En la solennité des Saints Apôtres Pierre et Paul, ce lundi 29 juin, Léon XIV présidera à 9 h 30, dans la Basilique Vaticane, la Messe stationnale des patrons de Rome et, au cours de celle-ci, bénira les saints palliums et les imposera personnellement sur les épaules des nouveaux archevêques métropolitains nommés au cours de la dernière année. C’est ce qu’a confirmé la Notificazione du Bureau des Célébrations Liturgiques Pontificales, signée par Mgr Diego Ravelli, qui demande aux métropolitains de se présenter avant 8 h 45 dans la Chapelle Saint-Sébastien avec la mitre blanche simple.
Léon XIV consolide ainsi, dans sa deuxième année de pontificat, le retour à la tradition qu’il avait déjà marqué en 2025 : être le Successeur de Pierre lui-même qui place la bande de laine, et non — comme l’avait disposé François depuis 2015 — une remise du pallium à Rome suivie d’une imposition ultérieure dans chaque archidiocèse par le nonce apostolique. La réforme d’il y a dix ans avait été interprétée par beaucoup comme un affaiblissement du lien visible entre le métropolitain et le Pontife Romain ; le retour au rite antérieur rétablit pleinement cette pédagogie de la communion.
Ce qu’est — et ce que signifie — le pallium
Le pallium est une étroite bande de laine blanche, ornée de six croix noires, que le métropolitain porte sur la chasuble lors des célébrations liturgiques dans sa province ecclésiastique. Tissée avec la laine des agneaux bénis chaque 21 janvier, fête de sainte Agnès, et conservée auprès de la Confessio de saint Pierre jusqu’à sa bénédiction, elle exprime trois réalités inséparables : la juridiction métropolitaine sur les diocèses suffragants, la communion hiérarchique avec l’Évêque de Rome et le soin pastoral du pasteur qui porte sur ses épaules — comme le Bon Pasteur la brebis — le troupeau qui lui est confié. Depuis le IXe siècle, les métropolitains doivent demander le pallium au Siège Apostolique dans les trois mois suivant leur prise de possession.

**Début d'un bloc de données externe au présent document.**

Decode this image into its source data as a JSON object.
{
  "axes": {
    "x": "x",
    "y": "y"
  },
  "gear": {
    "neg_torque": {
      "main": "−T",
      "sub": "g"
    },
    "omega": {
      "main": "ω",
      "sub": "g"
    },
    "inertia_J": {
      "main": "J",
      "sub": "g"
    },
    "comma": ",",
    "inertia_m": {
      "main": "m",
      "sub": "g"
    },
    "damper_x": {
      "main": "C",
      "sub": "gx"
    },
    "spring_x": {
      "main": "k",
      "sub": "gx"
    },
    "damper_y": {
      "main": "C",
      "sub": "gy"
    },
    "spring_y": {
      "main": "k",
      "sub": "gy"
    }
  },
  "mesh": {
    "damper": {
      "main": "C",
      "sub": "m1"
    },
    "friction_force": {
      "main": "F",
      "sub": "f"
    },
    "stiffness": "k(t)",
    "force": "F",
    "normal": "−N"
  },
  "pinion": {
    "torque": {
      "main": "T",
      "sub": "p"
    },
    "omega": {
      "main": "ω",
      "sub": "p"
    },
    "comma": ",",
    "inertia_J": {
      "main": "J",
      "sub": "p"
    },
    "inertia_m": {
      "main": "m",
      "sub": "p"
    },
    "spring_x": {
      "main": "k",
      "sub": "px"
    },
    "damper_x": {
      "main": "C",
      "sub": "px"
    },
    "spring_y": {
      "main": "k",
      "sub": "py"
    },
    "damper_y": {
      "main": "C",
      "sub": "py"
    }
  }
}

Cette année, trente-cinq archevêques métropolitains des cinq continents recevront le pallium, dans une liste qui va de Cracovie, Vienne, Westminster ou Prague jusqu’à Conakry, Lomé, Lahore ou Berbérati. Deux d’entre eux viennent déjà revêtus de la pourpre : le cardinal Grzegorz Ryś, archevêque de Cracovie, et le cardinal Konrad Krajewski, archevêque de Łódź. Et c’est précisément ce détail qui ouvre la question de fond de cette chronique.
Les sièges de tradition cardinalice
Toutes les archidiocèses métropolitains ne sont pas égaux en poids historique. Certains sont, par coutume constante, des sièges cardinalices : ceux dont le titulaire a été, presque sans exception, élevé au Collège des Cardinaux, au point que la barrette semble attachée au siège lui-même. D’autres ont connu un cardinal de façon occasionnelle, et la majorité n’appartient pas à cette catégorie. Nous passons en revue la liste de 2026 sous cet angle.

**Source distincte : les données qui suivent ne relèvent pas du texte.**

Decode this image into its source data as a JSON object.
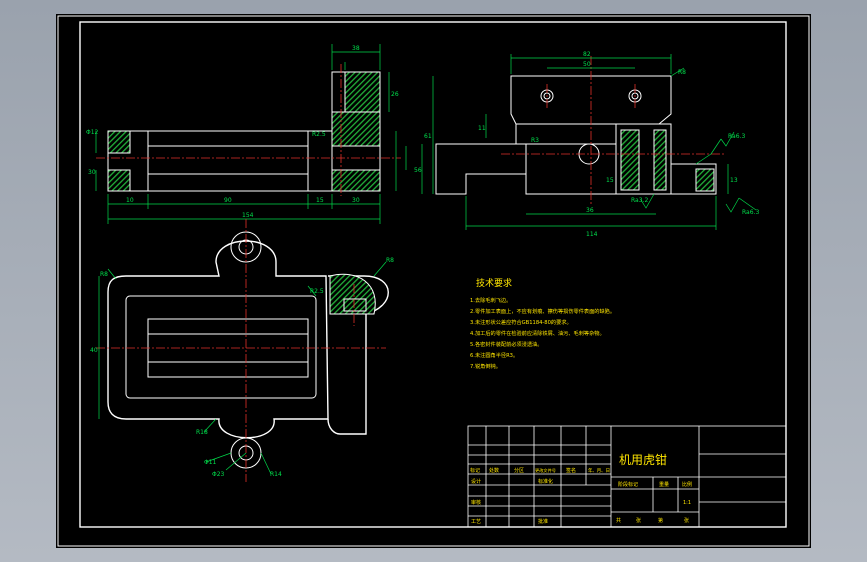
{
  "title_block": {
    "drawing_title": "机用虎钳",
    "scale_label": "比例",
    "scale_value": "1:1",
    "weight_label": "重量",
    "stage_label": "阶段标记",
    "sheet_total": "共",
    "sheet_unit": "张",
    "sheet_index": "第",
    "sheet_unit2": "张",
    "row_labels": [
      "标记",
      "处数",
      "分区",
      "更改文件号",
      "签名",
      "年、月、日"
    ],
    "design_label": "设计",
    "standard_label": "标准化",
    "review_label": "审核",
    "process_label": "工艺",
    "approve_label": "批准"
  },
  "tech_requirements": {
    "heading": "技术要求",
    "items": [
      "1.去除毛刺飞边。",
      "2.零件加工表面上，不应有划痕、擦伤等损伤零件表面的缺陷。",
      "3.未注形状公差应符合GB1184-80的要求。",
      "4.加工后的零件在检验前应清除铁屑、油污、毛刺等杂物。",
      "5.各密封件装配前必须浸透油。",
      "6.未注圆角半径R3。",
      "7.锐角倒钝。"
    ]
  },
  "dimensions": {
    "top_left_overall": "154",
    "top_left_mid": "90",
    "top_left_10": "10",
    "top_left_15": "15",
    "top_left_30": "30",
    "top_left_38": "38",
    "top_left_26": "26",
    "top_left_h30": "30",
    "top_left_phi": "Φ12",
    "top_left_r": "R2.5",
    "top_right_82": "82",
    "top_right_50": "50",
    "top_right_r8": "R8",
    "top_right_r3": "R3",
    "top_right_11": "11",
    "top_right_61": "61",
    "top_right_56": "56",
    "top_right_36": "36",
    "top_right_114": "114",
    "top_right_15": "15",
    "top_right_13": "13",
    "rough_ra63": "Ra6.3",
    "rough_ra32": "Ra3.2",
    "rough_ra63b": "Ra6.3",
    "bottom_r8": "R8",
    "bottom_r8b": "R8",
    "bottom_r18": "R18",
    "bottom_r2": "R2.5",
    "bottom_40": "40",
    "bottom_phi11": "Φ11",
    "bottom_phi23": "Φ23",
    "bottom_r14": "R14"
  }
}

Sièges habituellement cardinalices
Cinq des archidiocèses qui reçoivent le pallium cette année sont des sièges de cardinalat pratiquement garanti :
- Cracovie (Pologne). Siège primatial de fait du catholicisme polonais, illustré par Adam Sapieha, Karol Wojtyła — le futur Jean-Paul II —, Franciszek Macharski et Stanisław Dziwisz. Son archevêque actuel, Grzegorz Ryś, est déjà cardinal depuis 2023 : chez lui, siège et pourpre coïncident à nouveau naturellement.

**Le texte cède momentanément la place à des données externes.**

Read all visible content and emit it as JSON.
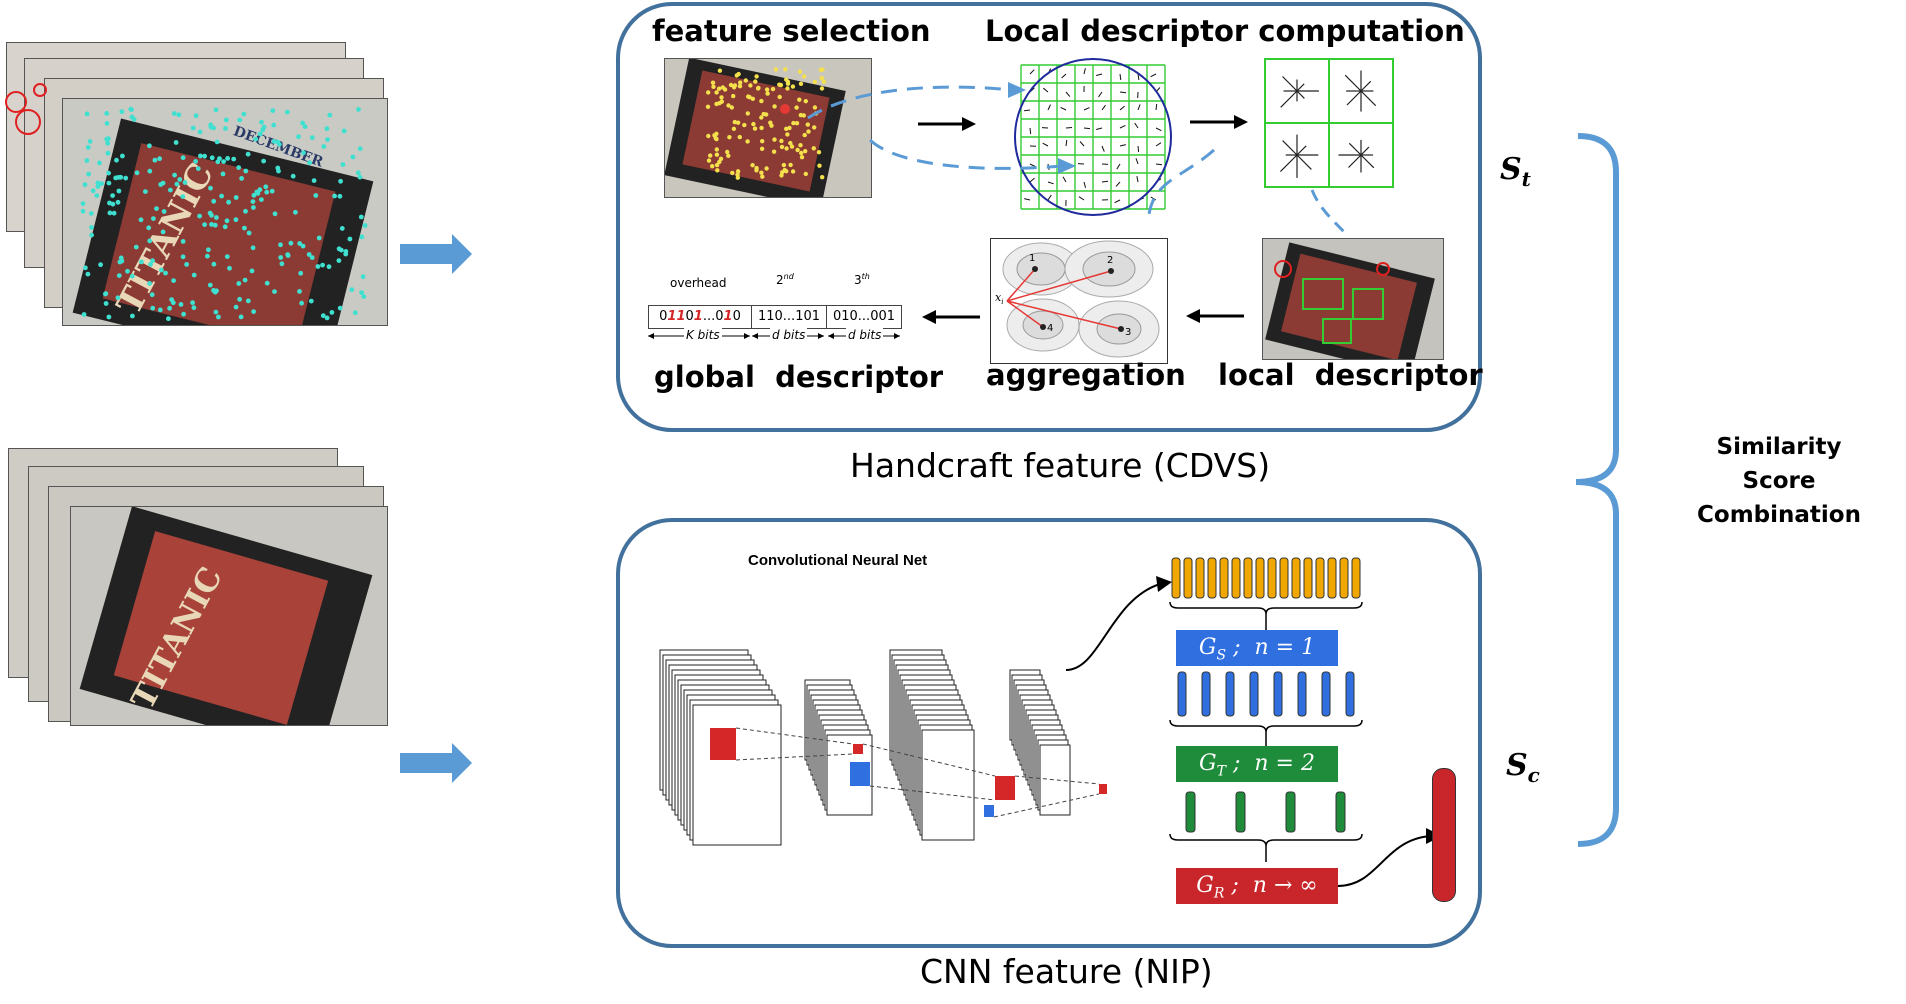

- Vienne (Autriche). Le siège primatial autrichien enchaîne une succession cardinalice ininterrompue au cours du dernier siècle : Piffl, Innitzer, König, Groër et Christoph Schönborn. Son nouveau titulaire, Josef Grünwidl, succède précisément à Schönborn et n’a pas encore été créé cardinal.
- New York (États-Unis). Le siège le plus important du catholicisme américain, avec une liste presque continue de cardinaux : Spellman, Cooke, O’Connor, Egan et Dolan. Son nouvel archevêque, Ronald A. Hicks, relève le cardinal Timothy Dolan.
- Westminster (Grande-Bretagne). Tête de l’Église catholique en Angleterre et au pays de Galles depuis la restauration de la hiérarchie en 1850. Wiseman, Manning, Vaughan, Bourne, Hinsley, Hume, Murphy-O’Connor ou Nichols confirment que la pourpre accompagne ordinairement ce siège, aujourd’hui entre les mains de Charles Phillip Richard Moth.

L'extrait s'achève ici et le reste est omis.